The diagnosis of hemorrhage requires a combination of clinical and imaging data. Clinical data should include severe to profound deafness with a described hearing loss exceeding 80 dB and vertigo.⁴

MRI allows diagnosis in the form of a spontaneous hypersignal T1, which is not enhanced by gadolinium injection due to the presence of methemoglobin appearing 48 h after the hemorrhagic event. The sequence T2 signal varies according to the age of the hemorrhagic event (hyposignal initially, progressing to isosignal, and then to hypersignal).³ The radiological evolution is variable: persistence of the hypersignal, regression of the images, and normalization or evolution towards sclerosing and ossifying labyrinthitis.⁵

The pathophysiological characteristics are currently unclear, but various etiologies of inner ear hemorrhage (IEH) have been identified. Vascular aetiologias due to anticoagulants or antiaggregant seem to be the most implicated in cases of overdose.⁶

In our study, our patient did not receive any treatment that could have affected coagulation.

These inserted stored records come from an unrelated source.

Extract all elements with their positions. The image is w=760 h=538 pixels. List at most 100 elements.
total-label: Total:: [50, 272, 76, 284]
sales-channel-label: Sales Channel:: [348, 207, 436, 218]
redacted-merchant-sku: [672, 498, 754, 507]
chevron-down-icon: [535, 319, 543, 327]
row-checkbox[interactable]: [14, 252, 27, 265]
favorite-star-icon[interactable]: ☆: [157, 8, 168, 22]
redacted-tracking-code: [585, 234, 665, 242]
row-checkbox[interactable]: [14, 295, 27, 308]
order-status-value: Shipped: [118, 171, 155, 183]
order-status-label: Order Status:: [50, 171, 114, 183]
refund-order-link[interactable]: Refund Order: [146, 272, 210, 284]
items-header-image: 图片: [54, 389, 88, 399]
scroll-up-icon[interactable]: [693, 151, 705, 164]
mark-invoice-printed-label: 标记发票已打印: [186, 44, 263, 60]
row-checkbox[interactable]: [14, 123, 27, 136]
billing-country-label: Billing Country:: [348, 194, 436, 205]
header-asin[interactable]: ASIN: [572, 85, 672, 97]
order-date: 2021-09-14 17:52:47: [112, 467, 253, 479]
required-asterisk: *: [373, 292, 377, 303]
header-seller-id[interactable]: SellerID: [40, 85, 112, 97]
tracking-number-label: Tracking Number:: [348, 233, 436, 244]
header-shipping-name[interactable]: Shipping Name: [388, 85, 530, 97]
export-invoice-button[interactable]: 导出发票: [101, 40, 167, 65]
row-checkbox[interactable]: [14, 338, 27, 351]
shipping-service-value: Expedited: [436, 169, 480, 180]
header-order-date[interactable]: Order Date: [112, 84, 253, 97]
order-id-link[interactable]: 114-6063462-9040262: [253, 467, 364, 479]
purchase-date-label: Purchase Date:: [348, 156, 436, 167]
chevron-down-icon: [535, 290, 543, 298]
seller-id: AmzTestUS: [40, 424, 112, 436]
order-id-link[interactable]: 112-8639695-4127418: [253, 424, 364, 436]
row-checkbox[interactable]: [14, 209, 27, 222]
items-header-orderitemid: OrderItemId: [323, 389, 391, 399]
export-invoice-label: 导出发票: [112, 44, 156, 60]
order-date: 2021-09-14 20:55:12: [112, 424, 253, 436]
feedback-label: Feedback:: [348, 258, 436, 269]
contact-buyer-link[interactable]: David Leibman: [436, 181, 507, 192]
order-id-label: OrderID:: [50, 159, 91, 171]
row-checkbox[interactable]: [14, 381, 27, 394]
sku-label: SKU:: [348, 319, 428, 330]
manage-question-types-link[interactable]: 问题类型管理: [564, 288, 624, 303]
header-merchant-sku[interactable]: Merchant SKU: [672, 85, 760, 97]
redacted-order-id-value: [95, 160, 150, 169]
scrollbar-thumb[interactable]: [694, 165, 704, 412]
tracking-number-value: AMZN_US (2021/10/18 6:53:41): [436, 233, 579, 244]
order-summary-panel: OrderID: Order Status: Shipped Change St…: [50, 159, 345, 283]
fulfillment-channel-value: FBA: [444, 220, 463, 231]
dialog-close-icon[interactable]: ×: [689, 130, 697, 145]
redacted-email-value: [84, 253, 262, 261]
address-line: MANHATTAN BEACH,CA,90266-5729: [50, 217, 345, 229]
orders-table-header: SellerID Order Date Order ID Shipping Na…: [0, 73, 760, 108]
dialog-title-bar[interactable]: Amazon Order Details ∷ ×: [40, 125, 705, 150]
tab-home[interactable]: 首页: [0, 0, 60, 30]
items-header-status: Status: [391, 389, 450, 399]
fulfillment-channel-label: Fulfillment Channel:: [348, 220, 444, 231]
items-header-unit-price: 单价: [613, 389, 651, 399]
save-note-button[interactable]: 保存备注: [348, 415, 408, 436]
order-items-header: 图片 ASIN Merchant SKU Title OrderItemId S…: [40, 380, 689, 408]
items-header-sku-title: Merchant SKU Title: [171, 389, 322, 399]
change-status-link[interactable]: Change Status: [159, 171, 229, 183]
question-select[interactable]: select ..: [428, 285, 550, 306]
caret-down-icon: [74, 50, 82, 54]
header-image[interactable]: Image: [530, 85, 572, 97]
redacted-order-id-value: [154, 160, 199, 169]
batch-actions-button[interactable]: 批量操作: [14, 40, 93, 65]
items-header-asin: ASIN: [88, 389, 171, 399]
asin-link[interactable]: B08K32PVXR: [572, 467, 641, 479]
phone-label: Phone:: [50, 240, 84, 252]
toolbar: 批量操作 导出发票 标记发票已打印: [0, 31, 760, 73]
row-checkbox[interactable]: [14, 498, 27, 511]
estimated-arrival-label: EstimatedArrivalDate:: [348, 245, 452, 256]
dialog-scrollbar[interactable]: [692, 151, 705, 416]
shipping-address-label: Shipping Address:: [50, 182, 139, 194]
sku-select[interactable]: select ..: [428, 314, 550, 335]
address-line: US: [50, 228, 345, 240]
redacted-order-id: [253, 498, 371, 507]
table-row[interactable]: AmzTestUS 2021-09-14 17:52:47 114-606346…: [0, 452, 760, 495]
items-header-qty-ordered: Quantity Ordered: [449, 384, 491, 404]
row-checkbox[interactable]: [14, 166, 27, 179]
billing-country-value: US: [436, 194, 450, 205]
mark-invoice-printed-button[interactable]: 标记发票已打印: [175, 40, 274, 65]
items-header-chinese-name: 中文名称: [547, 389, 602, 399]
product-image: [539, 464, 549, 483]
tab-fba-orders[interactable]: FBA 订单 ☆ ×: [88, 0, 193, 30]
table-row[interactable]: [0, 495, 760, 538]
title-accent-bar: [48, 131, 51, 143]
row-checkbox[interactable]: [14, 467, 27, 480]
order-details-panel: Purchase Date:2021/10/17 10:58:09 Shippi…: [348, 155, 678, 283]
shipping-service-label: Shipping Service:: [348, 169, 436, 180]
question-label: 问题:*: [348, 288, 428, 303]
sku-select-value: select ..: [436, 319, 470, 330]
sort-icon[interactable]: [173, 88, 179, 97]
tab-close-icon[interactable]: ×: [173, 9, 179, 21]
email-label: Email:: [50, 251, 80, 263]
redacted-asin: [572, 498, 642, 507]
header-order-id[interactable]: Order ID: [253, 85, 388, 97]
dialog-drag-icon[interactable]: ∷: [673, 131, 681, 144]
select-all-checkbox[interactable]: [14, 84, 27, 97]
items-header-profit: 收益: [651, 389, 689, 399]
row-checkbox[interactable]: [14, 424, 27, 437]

The second most commonly described etiology in the literature is hematological diseases, such as myeloma, Waldenstrom’s disease, and autoimmune diseases, such as rheumatoid arthritis and systemic lupus erythematosus or leukemia.⁴

Cell blood count, antinuclear antibodies and rheumatoid factor were negative in our case.

Meningitis with bacterial diffusion may also be involved, but the clinical presentation is different, with neurological symptoms.⁷ Less frequently reported are radiotherapy to the head and neck, with cases reported 20 years after irradiation,⁸ and chemical attacks on the inner ear or toxic substances such as cocaine causing IEH by vascular effects.⁹

However, the cause cannot be determined, and many cases are idiopathic. This was the case for our patient.

Management of IEH is not specific, and patients are under corticoids associated with etiological treatment. However, the prognosis remains poor because of severe cochlea-vestibular lesions in comparison to other etiologies of SSNHL. Many authors have noted no significant improvements in early or late control.^4,7,10 Wu et al.,¹⁰ in a comparative study of 30 patients with IEH vs. 62 patients with non-hemorrhagic inner ear, noted that the second group had a better hearing recovery in the two weeks three and six months follow up (p<0.05).

Cochlear implantation was necessary for the case reported by Meunier et al.⁴ because of profound bilateral hearing loss with bilateral IEH. In our case, patient have a partial improvement with 25 dB hearing gain with Tinnitus and vertigo disappears.

To our knowledge, no other author has introduced hyperbaric oxygen therapy for the management of idiopathic or secondary IEH.

Conclusion

Inner ear hemorrhage is a rare cause of sudden sensorineural hearing loss (SSNHL). The diagnosis of IEH was based on the clinical and imaging data. Before diagnosing idiopathic IEH, it is important to investigate the cause of hemorrhage. The prognosis of hearing loss in patients with IEH is uncertain.